[7] The second work of our Phonographer is entitled “The New Art of Spelling, designed chiefly for Persons of Maturity, teaching them to Spell and Write Words by the Sound thereof, and to Sound and Read Words by the Sight thereof,—rightly, neatly, and fashionably, &c.,” by J. Jones, M.D., 1704.

I give a specimen of his words as they are written and as they are pronounced—

VISIBLE LETTERS.CUSTOMARY AND FASHIONABLY.
   Mayor    Mair.
   Worcester    Wooster
   Dictionary    Dixnary
   Bought    Baut.

“All words”, he observes, “were originally written as sounded, and all which have since altered their sounds did it for ease and pleasure’s sake from

the harder to the easier
the harsher to the pleasanter
the longer to the shorter
sound.”

[8] The Grammar prefixed to Johnson’s Dictionary, curiously illustrated by the notes and researches of modern editors, will furnish specimens of many of these abortive attempts.

[9] When we began to drop the letter K in such words as physic, music, public, a literary antiquary, who wrote about 1790, observed on this new fashion, that “forty years ago no schoolboy had dared to have done this with impunity.” These words in older English had even another superfluous letter, being physicke, musicke, publicke. The modern mode, notwithstanding its prevalence, must be considered anomalous; for other words ending with the consonants ck have not been shorn of their final k. We do not write attac, ransac, bedec, nor bulloc, nor duc, nor good luc.

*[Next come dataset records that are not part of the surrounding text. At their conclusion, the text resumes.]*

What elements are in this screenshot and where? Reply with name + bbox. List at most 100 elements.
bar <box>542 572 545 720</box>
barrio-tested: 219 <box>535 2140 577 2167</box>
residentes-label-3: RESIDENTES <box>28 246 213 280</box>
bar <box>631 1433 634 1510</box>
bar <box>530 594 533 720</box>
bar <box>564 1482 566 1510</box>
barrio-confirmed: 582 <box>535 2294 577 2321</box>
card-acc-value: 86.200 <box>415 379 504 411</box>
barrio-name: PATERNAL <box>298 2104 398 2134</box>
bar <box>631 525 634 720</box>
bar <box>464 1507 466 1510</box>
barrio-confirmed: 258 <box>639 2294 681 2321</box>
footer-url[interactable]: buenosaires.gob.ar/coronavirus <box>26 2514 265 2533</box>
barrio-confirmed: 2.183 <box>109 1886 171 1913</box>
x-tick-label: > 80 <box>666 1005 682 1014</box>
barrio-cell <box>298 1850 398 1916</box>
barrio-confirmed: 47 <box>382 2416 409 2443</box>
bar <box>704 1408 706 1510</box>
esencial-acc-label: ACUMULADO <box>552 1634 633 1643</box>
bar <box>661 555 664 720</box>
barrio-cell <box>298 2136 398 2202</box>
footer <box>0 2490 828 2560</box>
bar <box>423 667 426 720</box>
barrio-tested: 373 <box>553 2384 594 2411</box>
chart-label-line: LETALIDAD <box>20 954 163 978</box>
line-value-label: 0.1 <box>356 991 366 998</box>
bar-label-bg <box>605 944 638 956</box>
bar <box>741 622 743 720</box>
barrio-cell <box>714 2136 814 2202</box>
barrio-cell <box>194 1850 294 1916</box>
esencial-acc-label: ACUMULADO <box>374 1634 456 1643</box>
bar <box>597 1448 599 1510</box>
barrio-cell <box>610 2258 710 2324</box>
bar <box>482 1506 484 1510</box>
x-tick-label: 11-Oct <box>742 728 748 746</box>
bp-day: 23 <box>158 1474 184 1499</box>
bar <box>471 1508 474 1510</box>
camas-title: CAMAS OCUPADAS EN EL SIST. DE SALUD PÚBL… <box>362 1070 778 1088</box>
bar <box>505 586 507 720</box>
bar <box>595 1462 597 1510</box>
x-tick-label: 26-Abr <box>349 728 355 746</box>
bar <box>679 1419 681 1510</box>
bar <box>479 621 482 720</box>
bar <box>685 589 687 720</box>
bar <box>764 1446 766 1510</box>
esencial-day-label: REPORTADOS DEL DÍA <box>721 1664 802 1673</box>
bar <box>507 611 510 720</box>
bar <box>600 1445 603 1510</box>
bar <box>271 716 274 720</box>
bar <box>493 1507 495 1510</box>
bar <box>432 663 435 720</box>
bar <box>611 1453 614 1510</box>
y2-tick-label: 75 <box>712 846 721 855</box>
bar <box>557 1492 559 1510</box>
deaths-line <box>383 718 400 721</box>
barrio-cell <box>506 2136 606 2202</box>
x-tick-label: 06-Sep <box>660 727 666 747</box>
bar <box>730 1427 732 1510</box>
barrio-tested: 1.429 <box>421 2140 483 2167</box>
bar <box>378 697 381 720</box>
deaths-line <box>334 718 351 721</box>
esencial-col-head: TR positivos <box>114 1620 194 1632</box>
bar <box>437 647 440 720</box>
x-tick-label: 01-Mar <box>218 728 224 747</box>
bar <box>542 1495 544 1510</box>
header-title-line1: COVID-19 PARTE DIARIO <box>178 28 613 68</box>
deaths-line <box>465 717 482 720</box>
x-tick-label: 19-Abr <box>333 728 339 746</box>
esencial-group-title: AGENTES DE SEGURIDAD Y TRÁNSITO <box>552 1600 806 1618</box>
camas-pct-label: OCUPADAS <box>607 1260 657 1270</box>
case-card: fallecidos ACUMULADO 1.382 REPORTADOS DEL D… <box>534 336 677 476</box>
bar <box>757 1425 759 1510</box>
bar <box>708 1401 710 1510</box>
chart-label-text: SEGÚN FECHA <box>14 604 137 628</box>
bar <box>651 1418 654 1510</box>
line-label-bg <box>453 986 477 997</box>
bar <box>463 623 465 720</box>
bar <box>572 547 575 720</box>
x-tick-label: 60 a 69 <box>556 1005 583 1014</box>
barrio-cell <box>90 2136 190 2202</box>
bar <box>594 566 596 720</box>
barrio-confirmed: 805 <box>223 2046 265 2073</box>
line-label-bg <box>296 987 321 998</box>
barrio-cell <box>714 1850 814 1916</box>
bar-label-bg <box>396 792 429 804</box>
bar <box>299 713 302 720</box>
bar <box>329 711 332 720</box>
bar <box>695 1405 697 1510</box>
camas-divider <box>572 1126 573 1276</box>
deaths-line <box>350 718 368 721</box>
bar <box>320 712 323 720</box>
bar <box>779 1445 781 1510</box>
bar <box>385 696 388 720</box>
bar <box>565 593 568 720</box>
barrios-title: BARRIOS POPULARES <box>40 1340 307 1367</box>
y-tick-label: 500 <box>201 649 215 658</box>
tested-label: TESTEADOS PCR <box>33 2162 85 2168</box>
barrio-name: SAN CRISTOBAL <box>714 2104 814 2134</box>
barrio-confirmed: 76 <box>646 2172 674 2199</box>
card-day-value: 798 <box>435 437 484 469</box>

The appearance of words deprived of their final letter, though identically the same in point of sound, produces a painful effect on the reader. Pegge furnishes a ludicrous instance. It consists of monosyllables in which the final and redundant k is not written,—“Dic gave Jac a kic when Jac gave Dic a knoc on the bac with a thic stic.” If even such familiar words and simple monosyllables can distract our attention, though they have only lost a single and mute letter, how greatly more in words compounded, disguised by the mutilation of several letters.

[10] A most serious attempt was made a few years ago to establish English spelling by sound. A journal called the Fonetic Nuz (sic to give the idea of the pronunciation of the word News) was published, and Goldsmith’s “Vicar of Wakefield” printed with a type expressly cast for the novel forms. The ruin of the projector closed the experiment.—Ed.